Some apps on Android don't use Connlib DNS sentinels

[jamilbk]

It looks like some apps on Android are not using the DNS sentinel set by connlib in the BuildVPNService function, and are instead using the DNS servers from the WiFi interface instead.

Apps that work fine:

• Chrome

Apps that don't:

• AndroDNS on Android is not using the 100.100.111.1 Sentinel
• ODK-Collect app may not be using the 100.100.111.1 Sentinel either

Some things to note:

• AlwaysOn VPN is enabled
• Block traffic not going through the VPN is enabled (set by MDM)

[jamilbk]

They seem to be using the DNS servers from the WiFi interface

[ReactorScram]

Same as this? https://news.ycombinator.com/item?id=40247604

https://mullvad.net/en/blog/dns-traffic-can-leak-outside-the-vpn-tunnel-on-android

We were recently made aware of multiple potential DNS leaks on Android.
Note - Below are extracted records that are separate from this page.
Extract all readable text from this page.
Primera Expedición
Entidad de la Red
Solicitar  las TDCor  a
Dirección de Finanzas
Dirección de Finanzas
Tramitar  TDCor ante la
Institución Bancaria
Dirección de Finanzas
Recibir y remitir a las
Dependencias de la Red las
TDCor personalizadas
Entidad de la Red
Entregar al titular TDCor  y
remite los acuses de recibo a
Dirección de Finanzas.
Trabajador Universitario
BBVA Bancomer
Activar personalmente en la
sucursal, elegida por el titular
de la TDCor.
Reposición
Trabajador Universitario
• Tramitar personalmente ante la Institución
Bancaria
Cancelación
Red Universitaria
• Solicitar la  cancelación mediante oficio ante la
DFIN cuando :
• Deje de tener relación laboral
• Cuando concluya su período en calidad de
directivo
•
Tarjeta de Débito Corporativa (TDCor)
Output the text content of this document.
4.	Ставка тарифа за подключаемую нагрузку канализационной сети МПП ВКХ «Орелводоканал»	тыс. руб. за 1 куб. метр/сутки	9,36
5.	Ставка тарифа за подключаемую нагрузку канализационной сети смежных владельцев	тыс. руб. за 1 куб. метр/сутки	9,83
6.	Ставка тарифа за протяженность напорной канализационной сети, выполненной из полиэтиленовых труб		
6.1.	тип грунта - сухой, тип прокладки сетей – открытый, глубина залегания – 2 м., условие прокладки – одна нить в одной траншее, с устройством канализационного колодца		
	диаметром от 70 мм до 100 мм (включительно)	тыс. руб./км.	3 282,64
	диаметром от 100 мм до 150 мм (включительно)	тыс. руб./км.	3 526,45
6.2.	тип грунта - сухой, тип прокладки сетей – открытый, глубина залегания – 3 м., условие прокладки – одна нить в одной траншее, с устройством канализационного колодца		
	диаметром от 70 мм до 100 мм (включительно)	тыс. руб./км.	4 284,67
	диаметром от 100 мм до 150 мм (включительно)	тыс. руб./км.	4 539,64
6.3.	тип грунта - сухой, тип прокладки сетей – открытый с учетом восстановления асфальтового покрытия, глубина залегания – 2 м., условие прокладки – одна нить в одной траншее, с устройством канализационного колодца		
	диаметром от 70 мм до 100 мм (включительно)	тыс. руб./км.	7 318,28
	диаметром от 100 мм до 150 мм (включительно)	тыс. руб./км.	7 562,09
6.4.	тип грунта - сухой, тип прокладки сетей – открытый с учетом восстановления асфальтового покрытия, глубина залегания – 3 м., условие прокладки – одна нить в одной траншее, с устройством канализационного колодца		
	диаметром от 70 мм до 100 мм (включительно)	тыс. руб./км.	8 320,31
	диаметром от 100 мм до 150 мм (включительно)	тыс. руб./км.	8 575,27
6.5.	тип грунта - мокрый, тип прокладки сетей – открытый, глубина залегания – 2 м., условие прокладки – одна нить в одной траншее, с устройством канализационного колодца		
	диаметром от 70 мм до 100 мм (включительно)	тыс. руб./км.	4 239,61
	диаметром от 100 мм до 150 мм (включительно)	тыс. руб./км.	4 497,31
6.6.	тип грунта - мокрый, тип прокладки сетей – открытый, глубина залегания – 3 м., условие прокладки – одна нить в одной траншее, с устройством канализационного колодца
They stem from bugs in Android itself, and only affect certain apps.

[jamilbk]

Yeah I saw that. I don't think it's the same issue, but need to triage further.

One thing of note is that the offending apps are installed directly via APK. Not sure if that's a clue.

[jamilbk]

Able to reproduce using the following steps:

• Build, launch Firezone in Android simulator
• Install AndroDNS from https://github.com/gryphius/androdns/releases by dragging APK onto simulator window
• Try resolving a Firezone Resource

[jamilbk]

The problem with AndroDNS is they have their DNS server detection code which doesn't correctly use the servers set by our VPN service:

https://github.com/gryphius/androdns/blob/master/app/src/main/java/androdns/android/leetdreams/ch/androdns/DnsServersDetector.java#L156

[jamilbk]

Another issue is that when "Block connections that don't go through the VPN" is enabled, Android stops using the VPN DNS servers for lookups and instead uses the servers from the default network interface instead.